Contoh lain dari PPP adalah pada saat pemerintah membangun MRT di Indonesia. Mass Rapid Transit atau MRT dibangun dengan harapan membantu dan menambah kenyamanan masyarakat dengan mempersingkat waktu perjalanan dari suatu daerah ke daerah yang lain. Pembangunan MRT dibiayai oleh pemerintah, sekaligus bekerja sama Jepang. Jepang memberi pinjaman dana melalui perantara JICA atau Japan International Cooperation Agency. Untuk pembangunan fase I, pemerintah Indonesia mendapat anggaran dari JICA sebesar 70,21 miliyar Yen, atau sekitar Rp 9,4 triliun. Selanjutnya, pemerintah Indonesia mendapat anggaran sebesar 217 miliar Yen yang setara dengan Rp 25 triliun untuk mendanai fase II.
Umumnya, biaya-biaya ini digunakan untuk kepentingan masyarakat. Namun sayangnya, seringkali sumber-sumber pembiayaan ini, bukannya digunakan untuk membiayai kegiatan yang seharusnya dibiayai, melainkan digunakan secara semena-mena dan disalah gunakan seperti untuk korupsi. Di Indonesia sering terjadi kasus-kasus penyalah gunaan seperti ini.

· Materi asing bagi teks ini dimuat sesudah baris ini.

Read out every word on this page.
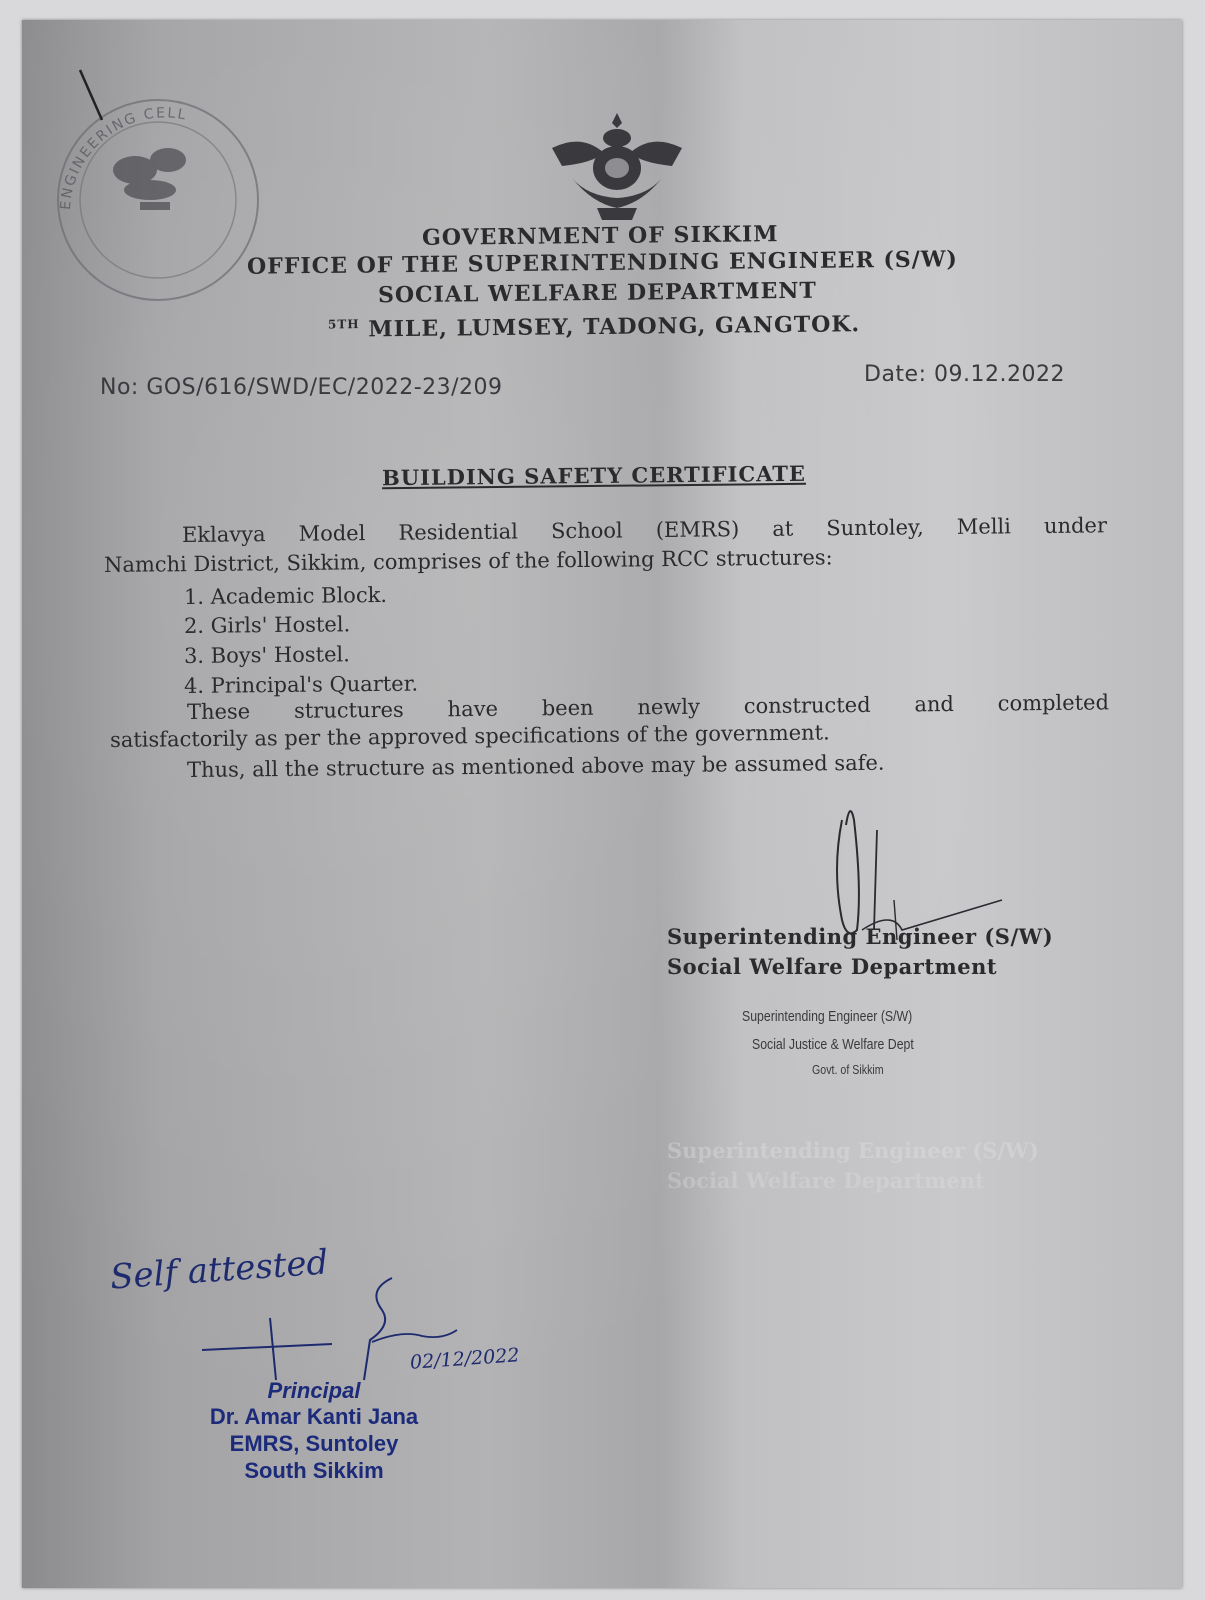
ENGINEERING CELL
GOVERNMENT OF SIKKIM
OFFICE OF THE SUPERINTENDING ENGINEER (S/W)
SOCIAL WELFARE DEPARTMENT
$^{5TH}$ MILE, LUMSEY, TADONG, GANGTOK.
No: GOS/616/SWD/EC/2022-23/209
Date: 09.12.2022
BUILDING SAFETY CERTIFICATE
Eklavya Model Residential School (EMRS) at Suntoley, Melli under
Namchi District, Sikkim, comprises of the following RCC structures:
1. Academic Block.
2. Girls' Hostel.
3. Boys' Hostel.
4. Principal's Quarter.
These structures have been newly constructed and completed
satisfactorily as per the approved specifications of the government.
Thus, all the structure as mentioned above may be assumed safe.
Superintending Engineer (S/W)
Social Welfare Department
Superintending Engineer (S/W)
Social Justice & Welfare Dept
Govt. of Sikkim
Superintending Engineer (S/W)
Social Welfare Department
Self attested
02/12/2022
Principal
Dr. Amar Kanti Jana
EMRS, Suntoley
South Sikkim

Salah satu contoh dari kasus korupsi sumber pembiayaan konvensional adalah penyalahgunaan yang dilakukan oleh Bupati Cilacap pada selama tahun 2004-2008. Selain mengkorupsi APBD senilai Rp 20,7 miliyar, Bupati Cilacap ini juga Dana Alokasi Khusus  (DAK) bidang kesehatan senilai RP 1,5 miliyar dan kas daerah Cilacap sebesar Rp 4,1 miliyar dan masih banyak lagi. Contoh lain dari penyalah gunaan sumber pembiayaan konvensional adalah kasus korupsi e-KTP. Biaya yang habis dari projek e-KTP mencapai lebih dari Rp 2 triliun.

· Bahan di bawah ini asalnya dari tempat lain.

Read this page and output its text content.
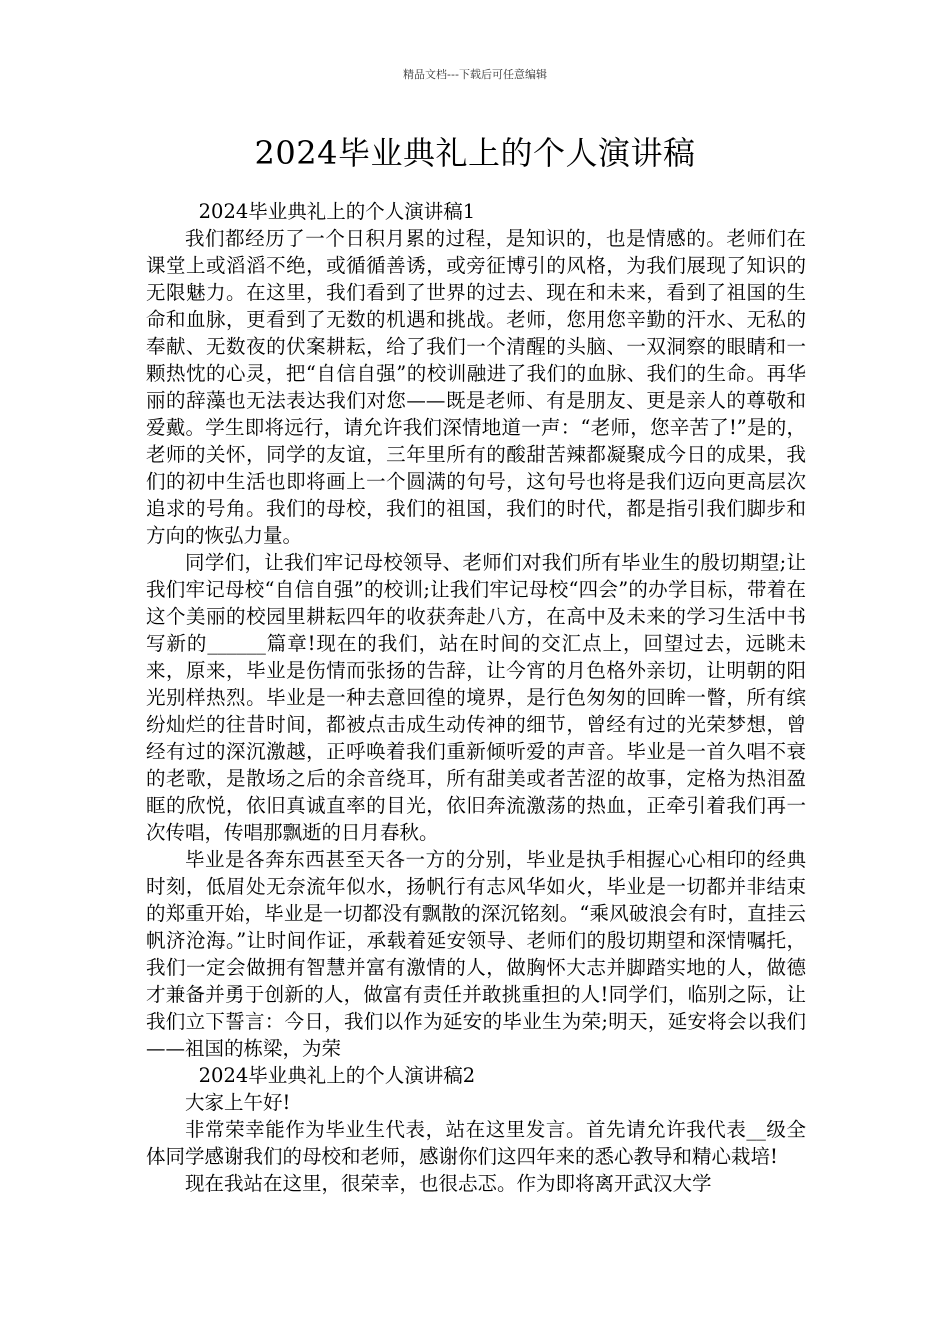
精品文档---下载后可任意编辑
2024毕业典礼上的个人演讲稿

2024毕业典礼上的个人演讲稿1

我们都经历了一个日积月累的过程，是知识的，也是情感的。老师们在课堂上或滔滔不绝，或循循善诱，或旁征博引的风格，为我们展现了知识的无限魅力。在这里，我们看到了世界的过去、现在和未来，看到了祖国的生命和血脉，更看到了无数的机遇和挑战。老师，您用您辛勤的汗水、无私的奉献、无数夜的伏案耕耘，给了我们一个清醒的头脑、一双洞察的眼睛和一颗热忱的心灵，把“自信自强”的校训融进了我们的血脉、我们的生命。再华丽的辞藻也无法表达我们对您——既是老师、有是朋友、更是亲人的尊敬和爱戴。学生即将远行，请允许我们深情地道一声：“老师，您辛苦了!”是的，老师的关怀，同学的友谊，三年里所有的酸甜苦辣都凝聚成今日的成果，我们的初中生活也即将画上一个圆满的句号，这句号也将是我们迈向更高层次追求的号角。我们的母校，我们的祖国，我们的时代，都是指引我们脚步和方向的恢弘力量。

同学们，让我们牢记母校领导、老师们对我们所有毕业生的殷切期望;让我们牢记母校“自信自强”的校训;让我们牢记母校“四会”的办学目标，带着在这个美丽的校园里耕耘四年的收获奔赴八方，在高中及未来的学习生活中书写新的______篇章!现在的我们，站在时间的交汇点上，回望过去，远眺未来，原来，毕业是伤情而张扬的告辞，让今宵的月色格外亲切，让明朝的阳光别样热烈。毕业是一种去意回徨的境界，是行色匆匆的回眸一瞥，所有缤纷灿烂的往昔时间，都被点击成生动传神的细节，曾经有过的光荣梦想，曾经有过的深沉激越，正呼唤着我们重新倾听爱的声音。毕业是一首久唱不衰的老歌，是散场之后的余音绕耳，所有甜美或者苦涩的故事，定格为热泪盈眶的欣悦，依旧真诚直率的目光，依旧奔流激荡的热血，正牵引着我们再一次传唱，传唱那飘逝的日月春秋。

毕业是各奔东西甚至天各一方的分别，毕业是执手相握心心相印的经典时刻，低眉处无奈流年似水，扬帆行有志风华如火，毕业是一切都并非结束的郑重开始，毕业是一切都没有飘散的深沉铭刻。“乘风破浪会有时，直挂云帆济沧海。”让时间作证，承载着延安领导、老师们的殷切期望和深情嘱托，我们一定会做拥有智慧并富有激情的人，做胸怀大志并脚踏实地的人，做德才兼备并勇于创新的人，做富有责任并敢挑重担的人!同学们，临别之际，让我们立下誓言：今日，我们以作为延安的毕业生为荣;明天，延安将会以我们——祖国的栋梁，为荣

2024毕业典礼上的个人演讲稿2

大家上午好!

非常荣幸能作为毕业生代表，站在这里发言。首先请允许我代表__级全体同学感谢我们的母校和老师，感谢你们这四年来的悉心教导和精心栽培!

现在我站在这里，很荣幸，也很忐忑。作为即将离开武汉大学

Anggaran-anggaran yang seharusnya digunakan untuk kepentingan masyarakat pun akhirnya masuk ke dalam kantung penjabat-penjabat yang korup. Efek dari penyalah gunaan anggaran tersebut tidak hanya menghambat jalannya pendanaan satu pembangunan dalam skala kecil, melainkan berpengaruh ke pembiayaan pembangunan-pembangunan lainnya.